9 Things You Should Always Buy at Estate Sales, According to Designers
There’s a reason why so many interior designers love estate sales: They're an absolute treasure trove for antique and vintage home furnishings. Chinese paint brushes, ceramic planters, African masks, a single statement-making chair—you never know what you might uncover.
Not only is estate sale shopping environmentally responsible, but it also unveils items for your home that come with a story you can add to by “repurchasing and refurbishing and refinishing and recovering that which has lasted well and has come before,” says interior designer Corey Damon Jenkins. “It gives an added a layer of richness to the conversation people have in their homes when they are hosting people and having friends [over],” Jenkins says. “It says, ‘I’m going to curate my world versus having it microwaved for me.’”
As you walk through an entire home and lifetime of belongings at a sale, what type of vintage items and antiques should you look for? Here, several interior designers weigh in on what you should always look for at estate sales.
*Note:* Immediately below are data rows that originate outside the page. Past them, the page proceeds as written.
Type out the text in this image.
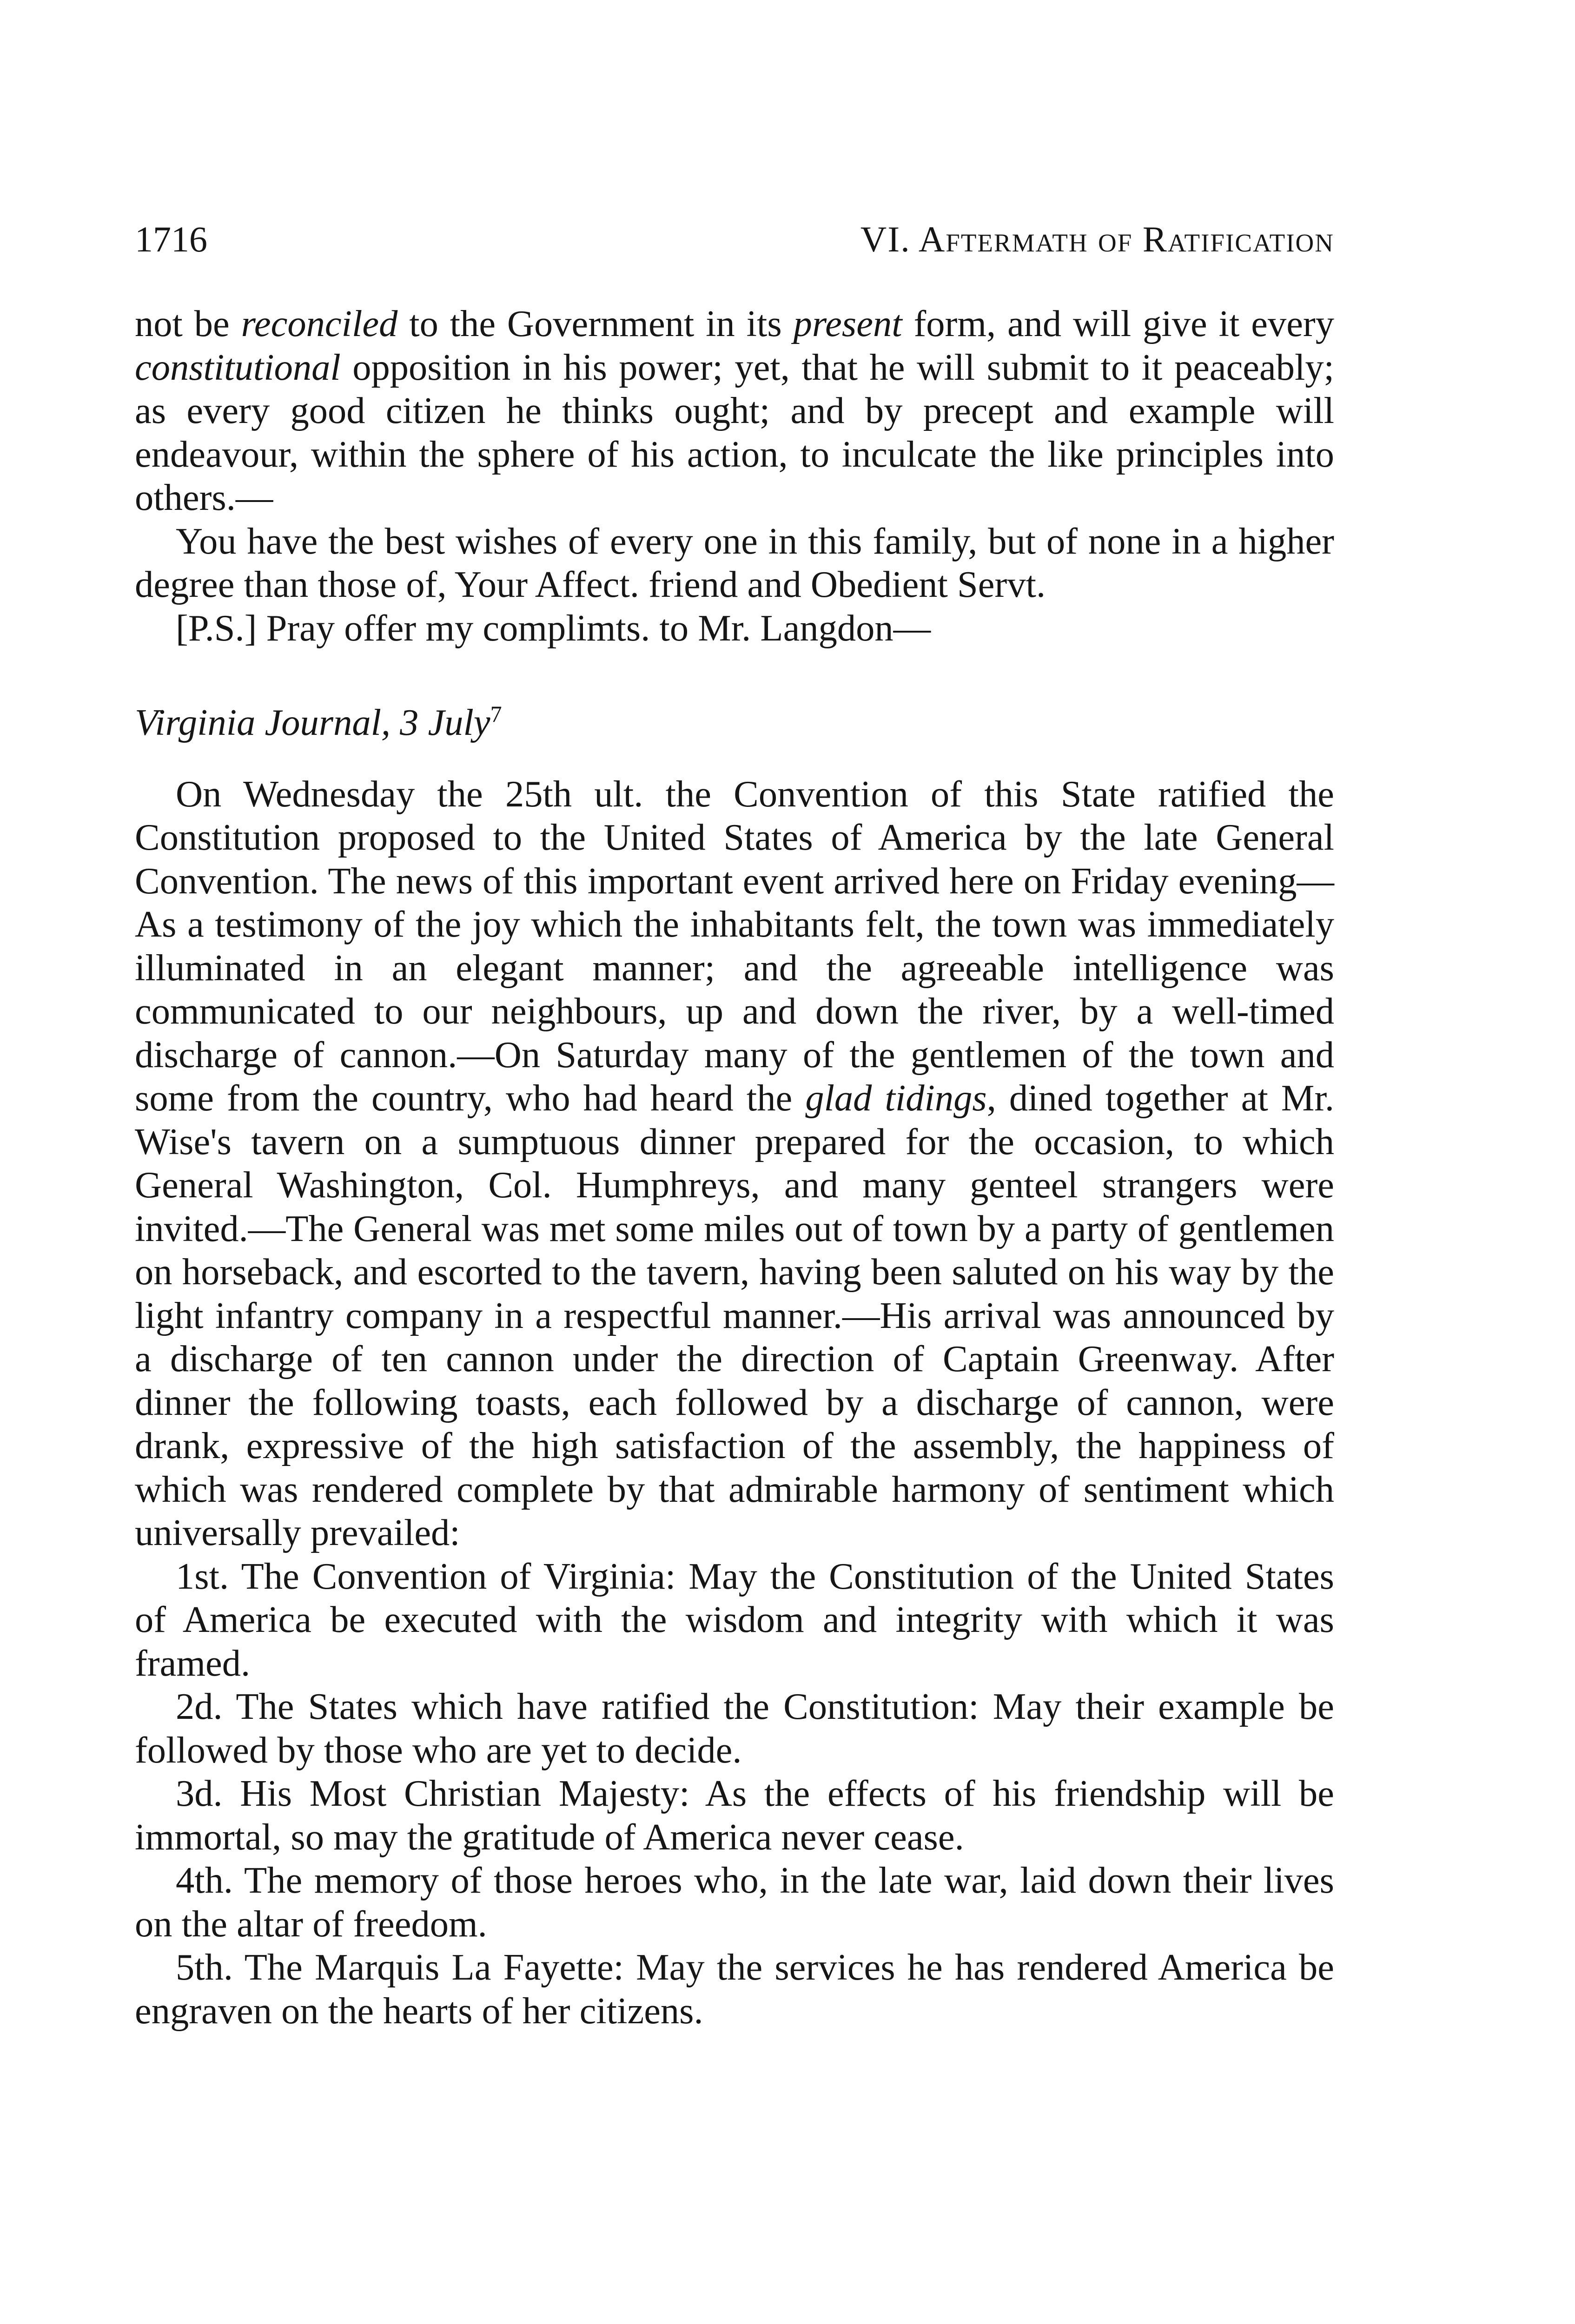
1716	VI. Aftermath of Ratification

not be reconciled to the Government in its present form, and will give it every constitutional opposition in his power; yet, that he will submit to it peaceably; as every good citizen he thinks ought; and by precept and example will endeavour, within the sphere of his action, to inculcate the like principles into others.—

You have the best wishes of every one in this family, but of none in a higher degree than those of, Your Affect. friend and Obedient Servt.

[P.S.] Pray offer my complimts. to Mr. Langdon—

Virginia Journal, 3 July$^7$

On Wednesday the 25th ult. the Convention of this State ratified the Constitution proposed to the United States of America by the late General Convention. The news of this important event arrived here on Friday evening—As a testimony of the joy which the inhabitants felt, the town was immediately illuminated in an elegant manner; and the agreeable intelligence was communicated to our neighbours, up and down the river, by a well-timed discharge of cannon.—On Saturday many of the gentlemen of the town and some from the country, who had heard the glad tidings, dined together at Mr. Wise's tavern on a sumptuous dinner prepared for the occasion, to which General Washington, Col. Humphreys, and many genteel strangers were invited.—The General was met some miles out of town by a party of gentlemen on horseback, and escorted to the tavern, having been saluted on his way by the light infantry company in a respectful manner.—His arrival was announced by a discharge of ten cannon under the direction of Captain Greenway. After dinner the following toasts, each followed by a discharge of cannon, were drank, expressive of the high satisfaction of the assembly, the happiness of which was rendered complete by that admirable harmony of sentiment which universally prevailed:

1st. The Convention of Virginia: May the Constitution of the United States of America be executed with the wisdom and integrity with which it was framed.

2d. The States which have ratified the Constitution: May their example be followed by those who are yet to decide.

3d. His Most Christian Majesty: As the effects of his friendship will be immortal, so may the gratitude of America never cease.

4th. The memory of those heroes who, in the late war, laid down their lives on the altar of freedom.

5th. The Marquis La Fayette: May the services he has rendered America be engraven on the hearts of her citizens.
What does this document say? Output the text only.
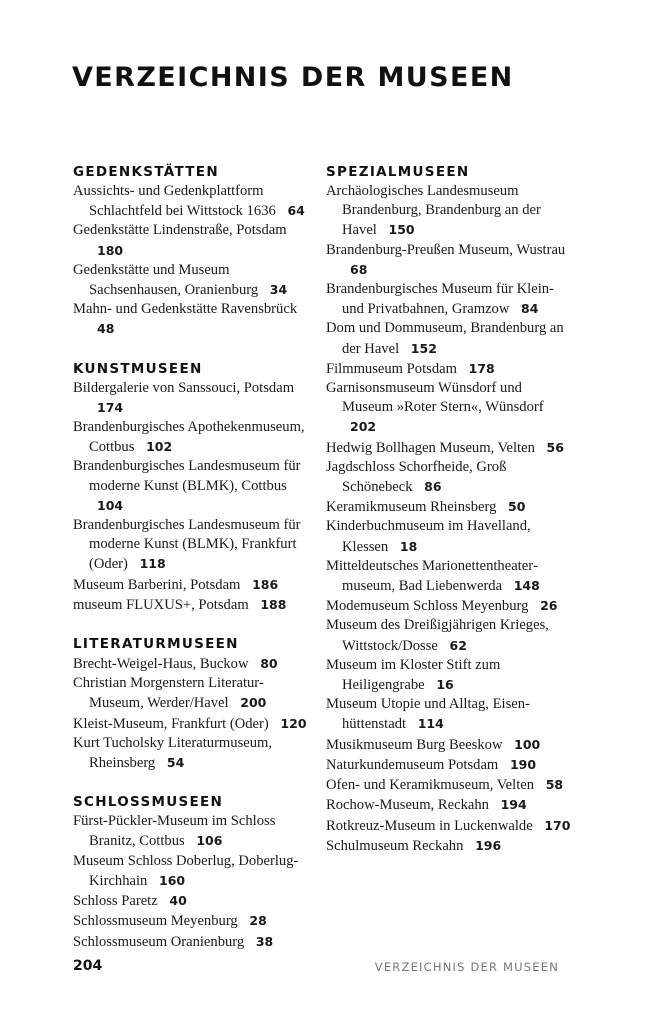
VERZEICHNIS DER MUSEEN
GEDENKSTÄTTEN

Aussichts- und Gedenkplattform Schlachtfeld bei Wittstock 1636 64

Gedenkstätte Lindenstraße, Potsdam 180

Gedenkstätte und Museum Sachsenhausen, Oranienburg 34

Mahn- und Gedenkstätte Ravensbrück 48

KUNSTMUSEEN

Bildergalerie von Sanssouci, Potsdam 174

Brandenburgisches Apothekenmuseum, Cottbus 102

Brandenburgisches Landesmuseum für moderne Kunst (BLMK), Cottbus 104

Brandenburgisches Landesmuseum für moderne Kunst (BLMK), Frankfurt (Oder) 118

Museum Barberini, Potsdam 186

museum FLUXUS+, Potsdam 188

LITERATURMUSEEN

Brecht-Weigel-Haus, Buckow 80

Christian Morgenstern Literatur-Museum, Werder/Havel 200

Kleist-Museum, Frankfurt (Oder) 120

Kurt Tucholsky Literaturmuseum, Rheinsberg 54

SCHLOSSMUSEEN

Fürst-Pückler-Museum im Schloss Branitz, Cottbus 106

Museum Schloss Doberlug, Doberlug-Kirchhain 160

Schloss Paretz 40

Schlossmuseum Meyenburg 28

Schlossmuseum Oranienburg 38

SPEZIALMUSEEN

Archäologisches Landesmuseum Brandenburg, Brandenburg an der Havel 150

Brandenburg-Preußen Museum, Wustrau 68

Brandenburgisches Museum für Klein- und Privatbahnen, Gramzow 84

Dom und Dommuseum, Brandenburg an der Havel 152

Filmmuseum Potsdam 178

Garnisonsmuseum Wünsdorf und Museum »Roter Stern«, Wünsdorf 202

Hedwig Bollhagen Museum, Velten 56

Jagdschloss Schorfheide, Groß Schönebeck 86

Keramikmuseum Rheinsberg 50

Kinderbuchmuseum im Havelland, Klessen 18

Mitteldeutsches Marionettentheatermuseum, Bad Liebenwerda 148

Modemuseum Schloss Meyenburg 26

Museum des Dreißigjährigen Krieges, Wittstock/Dosse 62

Museum im Kloster Stift zum Heiligengrabe 16

Museum Utopie und Alltag, Eisenhüttenstadt 114

Musikmuseum Burg Beeskow 100

Naturkundemuseum Potsdam 190

Ofen- und Keramikmuseum, Velten 58

Rochow-Museum, Reckahn 194

Rotkreuz-Museum in Luckenwalde 170

Schulmuseum Reckahn 196

204	VERZEICHNIS DER MUSEEN
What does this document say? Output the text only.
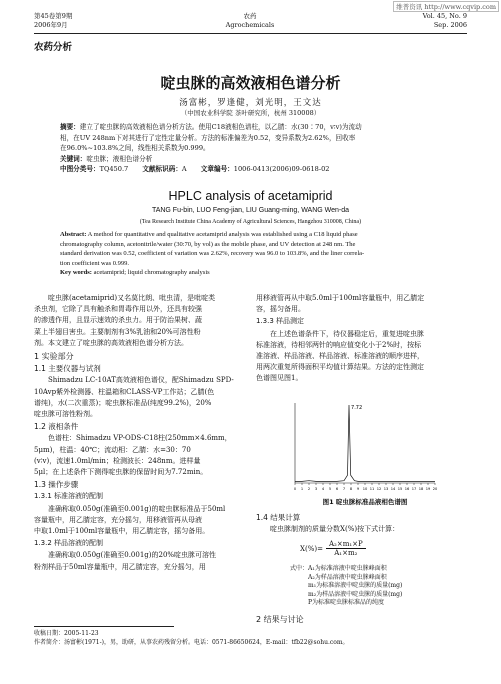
维普资讯 http://www.cqvip.com
第45卷第9期
2006年9月
农药
Agrochemicals
Vol. 45, No. 9
Sep. 2006
农药分析
啶虫脒的高效液相色谱分析
汤富彬，罗逢健，刘光明，王文达
（中国农业科学院 茶叶研究所，杭州 310008）
摘要：建立了啶虫脒的高效液相色谱分析方法。使用C18液相色谱柱，以乙腈：水(30∶70，v∶v)为流动
相，在UV 248nm下对其进行了定性定量分析。方法的标准偏差为0.52，变异系数为2.62%，回收率
在96.0%~103.8%之间，线性相关系数为0.999。
关键词：啶虫脒；液相色谱分析
中图分类号：TQ450.7 文献标识码：A 文章编号：1006-0413(2006)09-0618-02
HPLC analysis of acetamiprid
TANG Fu-bin, LUO Feng-jian, LIU Guang-ming, WANG Wen-da
(Tea Research Institute China Academy of Agricultural Sciences, Hangzhou 310008, China)
Abstract: A method for quantitative and qualitative acetamiprid analysis was established using a C18 liquid phase
chromatography column, acetonitrile/water (30:70, by vol) as the mobile phase, and UV detection at 248 nm. The
standard derivation was 0.52, coefficient of variation was 2.62%, recovery was 96.0 to 103.8%, and the liner correla-
tion coefficient was 0.999.
Key words: acetamiprid; liquid chromatography analysis

啶虫脒(acetamiprid)又名莫比朗、吡虫清，是吡啶类

杀虫剂，它除了具有触杀和胃毒作用以外，还具有较强
的渗透作用，且显示速效的杀虫力。用于防治果树、蔬
菜上半翅目害虫。主要制剂有3%乳油和20%可溶性粉
剂。本文建立了啶虫脒的高效液相色谱分析方法。
1 实验部分
1.1 主要仪器与试剂

Shimadzu LC-10AT高效液相色谱仪，配Shimadzu SPD-

10Avp紫外检测器、柱温箱和CLASS-VP工作站；乙腈(色
谱纯)，水(二次重蒸)；啶虫脒标准品(纯度99.2%)，20%
啶虫脒可溶性粉剂。
1.2 液相条件

色谱柱：Shimadzu VP-ODS-C18柱(250mm×4.6mm，

5μm)，柱温：40℃；流动相：乙腈：水=30：70
(v∶v)，流速1.0ml/min；检测波长：248nm。进样量
5μl；在上述条件下测得啶虫脒的保留时间为7.72min。
1.3 操作步骤
1.3.1 标准溶液的配制

准确称取0.050g(准确至0.001g)的啶虫脒标准品于50ml

容量瓶中，用乙腈定容，充分摇匀，用移液管再从母液
中取1.0ml于100ml容量瓶中，用乙腈定容，摇匀备用。
1.3.2 样品溶液的配制

准确称取0.050g(准确至0.001g)的20%啶虫脒可溶性

粉剂样品于50ml容量瓶中，用乙腈定容，充分摇匀，用
用移液管再从中取5.0ml于100ml容量瓶中，用乙腈定
容，摇匀备用。
1.3.3 样品测定

在上述色谱条件下，待仪器稳定后，重复进啶虫脒

标准溶液，待相邻两针的响应值变化小于2%时，按标
准溶液、样品溶液、样品溶液、标准溶液的顺序进样，
用两次重复所得面积平均值计算结果。方法的定性测定
色谱图见图1。
0 1 2 3 4 5 6 7 8 9 10 11 12 13 14 15 16 17 18 19 20
7.72
图1 啶虫脒标准品液相色谱图
1.4 结果计算

啶虫脒制剂的质量分数X(%)按下式计算：

$X(\%)= \frac{\text{A₂×m₁×P}}{\text{A₁×m₂}}$
式中：A₁为标准溶液中啶虫脒峰面积
A₂为样品溶液中啶虫脒峰面积
m₁为标准溶液中啶虫脒的质量(mg)
m₂为样品溶液中啶虫脒的质量(mg)
P为标准啶虫脒标准品的纯度
2 结果与讨论
收稿日期：2005-11-23
作者简介：汤富彬(1971-)，男，助研，从事农药残留分析。电话：0571-86650624，E-mail：tfb22@sohu.com。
What to Buy at Estate Sales, According to Designers
Designers' eyes go straight to art at estate sales. “It tells you so much about the tastes and interests of the people who lived there, and it’s usually priced exceptionally low compared to the original purchase price,” says MK Quinlan, an interior designer and personal stylist. “I tend to favor large canvas pieces from the '60s and '70s, but I always make sure to rifle through any stacks of paper pieces as well. You’d be shocked at how fabulous someone’s amateur watercolor looks with a chic frame treatment.”
Krista Stokes, creative and art director for Atlantic Hospitality, rarely pass up a portrait and also keeps her eye out for pen and ink drawings and old photographs and letters. “I’m always so happy to see them to live on,” she says.
Stokes’s also likes to shop at estate sales for the “weird personal things that people collect.” Be it butterflies, gems, little ships, rocks, magnifying glasses, old metal miniature cars, or architectural pieces, she looks for pieces she can place under a cloche or on a bookshelf to “kickstart a conversation.” She adds, “I want to have this arsenal of these things when we style a room.”
If there’s a rug at an estate sale, Stokes also picks it up. “I know they have a history, and back in the day it was something that was really well made,” Stokes says. “I love the color, pattern, story, and quality [of rugs].” Is the rug too big? Does it have a stain? Don’t let it stop you from buying it and having it cut down to fit your space. “They last forever, and they always have a story,” Stokes adds. “They are really resilient and can get cleaned.”
Don’t let stained or damaged lamps hold you back from them. It’s easy to get them rewired or add a new shade that will transform it into a personal piece for a home. Stokes is especially drawn to Art Deco or brass pharmaceutical industrial lamps and also recommends looking for floor lamps. “A midcentury floor lamp can be infused into almost any decor,” she says. “I always pick those up.”
5. Dining Chairs
Dining chairs can be pricy to buy retail, so Meg White of Meg White Interiors suggests finding a vintage set and making them your own. “I recently found a set of four faux bamboo chairs for a project and had them lacquered and recovered! The cost was much less than buying them brand new, and the client got a unique one-of-a-kind set of chairs.”
White has found many stunning mirrors at estate sales that have found homes in powder bathrooms, over dining room sideboards, or as wall art. Better yet, these mirrors are easy to move from home to home. “I love finding these one-of-a-kind mirrors that have had a beautiful previous life,” White says.
7. Upholstered Furnishings
Keep a lookout for a high-quality vintage sofa or upholstered chairs. “They usually go for pennies on the dollar at sales, and they’re made so much better than the upholstery we buy today,” Quinlan says. “A Hendredon sofa from the 1970s for $300 plus a new fabric and reupholstery sets you back around $2,500. And it’s custom, just for you!” Jenkins shared a similar sentiment toward furnishings: “Whether it’s Louis XVI or other classic, or even more modern pieces like a Sardine table or a Kagan sofa, [they] can be reupholstered or refinished or brought back to life. “Finding them at an estate sale gently used could be a real coup for the discrete shopper.”
8. Vintage Clothes
In addition to designing interiors, Quinlan runs a high-end vintage clothing store in Birmingham, so she always beelines for the closets at estate sales. “Event wear like cocktail dresses and evening gowns are usually in incredible condition, since they’ve only been worn a couple of times in most cases,” she says. “I try to grab the good ones, and winter coats too, preferably with a little fur trim.”
9. Dishes, Glasses, and Flatware
You can often find nice collections of vintage and antique dishes, glasses, and flatware that come with a story, and Jenkins recommends you capitalize on them when you see them. “[They've] been around for a reason, and [they're] going to survive,” he says. “I have been encouraging people to not wait until holidays to break out their fine china, but rather to enjoy these beautiful things every day. Why not break those things out and enjoy them now?”